The human brain is a miracle, he thinks, staring out at the water, it's like every person has a little office, their own little oblivion, in a way. Their brain. You get little parcels of information and you file it away, into little sections. The way you picture the world outside depends on how you file these packets, how you interpret them, what they contain.

He likes that.

But stars and suns and moons and planets and eventually these universes die.

Supernovas.

 

Stars aren't yellow.

_Well, technically, they can be almost any colour, even red white and blue-_

He giggles faintly. Maybe Captain America will be in this ice, and will save him.

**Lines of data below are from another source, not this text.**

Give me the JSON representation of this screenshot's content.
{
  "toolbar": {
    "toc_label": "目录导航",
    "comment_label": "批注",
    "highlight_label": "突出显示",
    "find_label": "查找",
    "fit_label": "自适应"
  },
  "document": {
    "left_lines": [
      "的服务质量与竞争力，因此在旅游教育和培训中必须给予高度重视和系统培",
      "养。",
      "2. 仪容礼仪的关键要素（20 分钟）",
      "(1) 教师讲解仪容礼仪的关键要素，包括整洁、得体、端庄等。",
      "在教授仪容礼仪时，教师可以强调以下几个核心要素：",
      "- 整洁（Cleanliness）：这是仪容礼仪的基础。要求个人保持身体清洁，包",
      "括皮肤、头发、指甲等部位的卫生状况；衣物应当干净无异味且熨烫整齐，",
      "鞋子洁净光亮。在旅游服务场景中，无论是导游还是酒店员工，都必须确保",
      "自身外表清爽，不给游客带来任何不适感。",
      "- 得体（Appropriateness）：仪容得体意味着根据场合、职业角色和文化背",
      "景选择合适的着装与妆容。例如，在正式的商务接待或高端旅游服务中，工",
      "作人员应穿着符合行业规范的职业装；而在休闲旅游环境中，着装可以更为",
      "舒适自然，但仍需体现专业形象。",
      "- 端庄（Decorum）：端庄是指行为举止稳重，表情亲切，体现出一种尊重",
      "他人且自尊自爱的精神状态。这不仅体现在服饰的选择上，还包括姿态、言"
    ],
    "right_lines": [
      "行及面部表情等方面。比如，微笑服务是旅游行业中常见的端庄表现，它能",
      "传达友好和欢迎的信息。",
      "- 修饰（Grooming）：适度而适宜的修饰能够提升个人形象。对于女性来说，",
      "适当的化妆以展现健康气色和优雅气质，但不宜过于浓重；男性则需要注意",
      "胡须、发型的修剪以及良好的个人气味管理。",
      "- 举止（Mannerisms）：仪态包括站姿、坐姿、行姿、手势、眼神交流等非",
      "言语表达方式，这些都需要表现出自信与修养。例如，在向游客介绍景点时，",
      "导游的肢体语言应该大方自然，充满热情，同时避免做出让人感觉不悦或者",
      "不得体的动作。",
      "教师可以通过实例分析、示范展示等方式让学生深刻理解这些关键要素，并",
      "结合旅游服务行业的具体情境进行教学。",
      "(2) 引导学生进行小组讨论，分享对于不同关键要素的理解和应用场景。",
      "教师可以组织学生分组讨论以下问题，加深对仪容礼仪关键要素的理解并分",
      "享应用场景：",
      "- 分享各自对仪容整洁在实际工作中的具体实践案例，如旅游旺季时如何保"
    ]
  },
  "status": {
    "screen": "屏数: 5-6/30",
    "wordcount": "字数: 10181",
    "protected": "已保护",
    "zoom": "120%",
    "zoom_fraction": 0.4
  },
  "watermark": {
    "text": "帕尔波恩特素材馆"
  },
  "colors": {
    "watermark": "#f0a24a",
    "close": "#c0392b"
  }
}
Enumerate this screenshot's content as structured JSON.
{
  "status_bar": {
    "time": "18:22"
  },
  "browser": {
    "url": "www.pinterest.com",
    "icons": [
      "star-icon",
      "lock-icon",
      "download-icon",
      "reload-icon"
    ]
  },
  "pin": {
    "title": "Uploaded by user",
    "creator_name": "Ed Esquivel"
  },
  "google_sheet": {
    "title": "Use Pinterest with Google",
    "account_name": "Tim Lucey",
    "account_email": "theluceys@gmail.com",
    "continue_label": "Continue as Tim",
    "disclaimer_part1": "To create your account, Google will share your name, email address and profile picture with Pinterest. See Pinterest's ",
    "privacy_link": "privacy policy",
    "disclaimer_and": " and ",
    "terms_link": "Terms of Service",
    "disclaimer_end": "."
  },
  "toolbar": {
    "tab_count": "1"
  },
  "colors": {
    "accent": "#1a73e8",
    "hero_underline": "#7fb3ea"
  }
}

But stars aren't five-pointed and coloured in with a nice bright yellow by massive celestial babies-

 _That's not an elegant pre-suicide thought_ , he admonishes himself,  _Here lies Tony Stark, or what's left of him, and his last thought was about massive babies crawling through the Milky Way and colouring the stars in yellow._

 

But stars.

They are blue, when you see them in the sky.

Blue like the sky. Blue like the ocean. Blue like blue roses. Blue like the eyes in Aunt Peggy's stories. Blue like all things deep and mysterious and unattainable. 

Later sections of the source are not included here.